Orgoglio e Maestà sgattaiolarono felini e marmorei tra le gambe dei presenti e videro ancora e ancora gente come moltiplicarsi: in divisa, in tunica, uomini, donne, bambini, anziani, neri, bianchi. Sentirono dei canti lontani che, a poco a poco, si facevano vicini. Alcuni issavano sulle spalle una bara di legno grezzo. Si trovava lì dentro, allora, il corpo del santo! I leoni seguirono il corteo fino a una grande chiesa. La gente era commossa e continuava a cantare. I felini rimasero sul sagrato e, quando si fece notte e fu deserto, si accucciarono sulla balaustra del recinto della chiesa e si addormentarono.

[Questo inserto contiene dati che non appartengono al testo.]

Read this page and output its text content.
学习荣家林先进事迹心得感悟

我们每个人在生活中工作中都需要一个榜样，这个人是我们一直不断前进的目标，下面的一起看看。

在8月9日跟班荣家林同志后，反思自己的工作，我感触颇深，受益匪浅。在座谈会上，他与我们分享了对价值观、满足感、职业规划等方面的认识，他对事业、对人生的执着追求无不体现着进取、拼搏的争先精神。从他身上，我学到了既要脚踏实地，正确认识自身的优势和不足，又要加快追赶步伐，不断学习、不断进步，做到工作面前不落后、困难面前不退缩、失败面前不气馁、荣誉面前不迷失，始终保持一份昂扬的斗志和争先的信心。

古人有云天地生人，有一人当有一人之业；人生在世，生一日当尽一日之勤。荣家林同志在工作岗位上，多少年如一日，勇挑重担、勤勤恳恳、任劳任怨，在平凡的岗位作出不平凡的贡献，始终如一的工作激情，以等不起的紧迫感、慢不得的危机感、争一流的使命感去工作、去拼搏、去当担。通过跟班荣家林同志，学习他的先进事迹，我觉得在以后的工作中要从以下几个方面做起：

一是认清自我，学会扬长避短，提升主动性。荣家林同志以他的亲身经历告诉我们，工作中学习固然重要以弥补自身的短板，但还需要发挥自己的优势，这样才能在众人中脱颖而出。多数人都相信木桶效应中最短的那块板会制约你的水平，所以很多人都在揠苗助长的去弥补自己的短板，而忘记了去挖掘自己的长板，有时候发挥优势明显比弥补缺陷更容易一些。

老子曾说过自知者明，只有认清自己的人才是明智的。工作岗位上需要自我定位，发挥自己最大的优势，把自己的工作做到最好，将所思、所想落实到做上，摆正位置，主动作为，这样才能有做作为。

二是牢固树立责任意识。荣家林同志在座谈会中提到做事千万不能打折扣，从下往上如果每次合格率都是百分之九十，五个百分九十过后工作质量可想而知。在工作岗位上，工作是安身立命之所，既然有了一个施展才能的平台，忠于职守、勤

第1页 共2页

Furono svegliati che era già mattino dalla gazzarra di sirene ed elicotteri. Incuriositi, seguirono quei rumori e arrivarono davanti a un palazzo dove c’erano molte persone, come se aspettassero qualcuno. Dicevano infatti che lì stavano portando il boss che era stato catturato. Fuggiva da trent’anni, aveva ucciso anche dei bambini. Lo avevano arrestato in una clinica dove era in cura per la stessa malattia che aveva ucciso il santo.

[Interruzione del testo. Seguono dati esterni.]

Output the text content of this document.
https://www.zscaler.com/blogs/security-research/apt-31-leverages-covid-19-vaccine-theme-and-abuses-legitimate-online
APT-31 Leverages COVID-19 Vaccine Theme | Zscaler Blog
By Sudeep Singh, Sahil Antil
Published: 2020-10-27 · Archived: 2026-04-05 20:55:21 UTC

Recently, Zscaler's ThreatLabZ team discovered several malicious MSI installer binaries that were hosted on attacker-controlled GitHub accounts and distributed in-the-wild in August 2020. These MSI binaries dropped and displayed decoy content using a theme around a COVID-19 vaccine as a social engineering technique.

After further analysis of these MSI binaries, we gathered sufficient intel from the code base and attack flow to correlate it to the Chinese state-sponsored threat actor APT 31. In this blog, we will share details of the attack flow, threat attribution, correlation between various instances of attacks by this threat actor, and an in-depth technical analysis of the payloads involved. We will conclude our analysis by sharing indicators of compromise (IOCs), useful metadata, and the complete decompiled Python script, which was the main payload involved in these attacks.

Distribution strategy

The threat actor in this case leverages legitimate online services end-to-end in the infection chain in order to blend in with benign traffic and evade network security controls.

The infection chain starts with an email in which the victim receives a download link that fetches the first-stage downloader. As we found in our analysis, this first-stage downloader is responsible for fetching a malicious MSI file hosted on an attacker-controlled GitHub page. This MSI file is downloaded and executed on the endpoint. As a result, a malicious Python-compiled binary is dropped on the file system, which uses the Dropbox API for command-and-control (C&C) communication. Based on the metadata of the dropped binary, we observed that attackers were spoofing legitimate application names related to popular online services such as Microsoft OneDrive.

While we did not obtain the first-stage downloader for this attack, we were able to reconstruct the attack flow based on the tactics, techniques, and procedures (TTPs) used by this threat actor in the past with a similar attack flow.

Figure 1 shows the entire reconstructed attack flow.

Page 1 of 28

Arrivò una macchina dalla quale uscì un uomo ammanettato, tenuto per le braccia da altri due. Dalla folla si ascoltarono insulti: “Figghio ’i pulla, cornuto, iecca ’u sangu!”. I leoni erano attoniti: Palermo, quel giorno, era il centro del mondo, perché andava in scena lo spettacolo del Bene, del Male e del loro destino.
Maestà e Orgoglio si allontanarono fino a un bar. Della gente sedeva fuori, ai tavoli. Un giovane diceva che era ridicolo che la città celebrasse un santone, che era il trionfo dei bigotti, che azioni e uomini santi non esistevano; quelli che gli stavano attorno erano tutti d’accordo con lui, tranne una donna. Gli diceva che loro non avevano fatto nulla per gli affamati; anzi, che la fame proprio non la conoscevano: pascevano sazi nelle loro ville, nei loro uffici. Perché la fame può rendere abietti, può spogliare dell’umanità, far commettere di tutto, diceva. Mai avevano digiunato, mai erano divenuti come bestie fameliche e per questo mai avevano provato il sollievo di ricevere da una mano generosa un pasto caldo che li ritemprasse e li facesse tornare di nuovo uomini. Il giovane ridacchiava e diceva che anche la storia del delinquente arrestato era tutta una pagliacciata, un vero e proprio circo.
Allora la donna si alzò incollerita e disse a quegli uomini che gli affamati erano loro se non sapevano riconoscere il Bene e il Male, la Bontà perseverante, la Giustizia che si afferma. Erano affamati di discernimento se dileggiavano ciò che gli stava passando sotto gli occhi quel giorno, a Palermo, ma non ne riconoscevano i segni, di quella fame. E non ci sarebbe stato il santo a saziarla. Poi la donna, ancora in piedi, si voltò verso i leoni, che ebbero come l’impressione che si fosse accorta di loro, così fuggirono.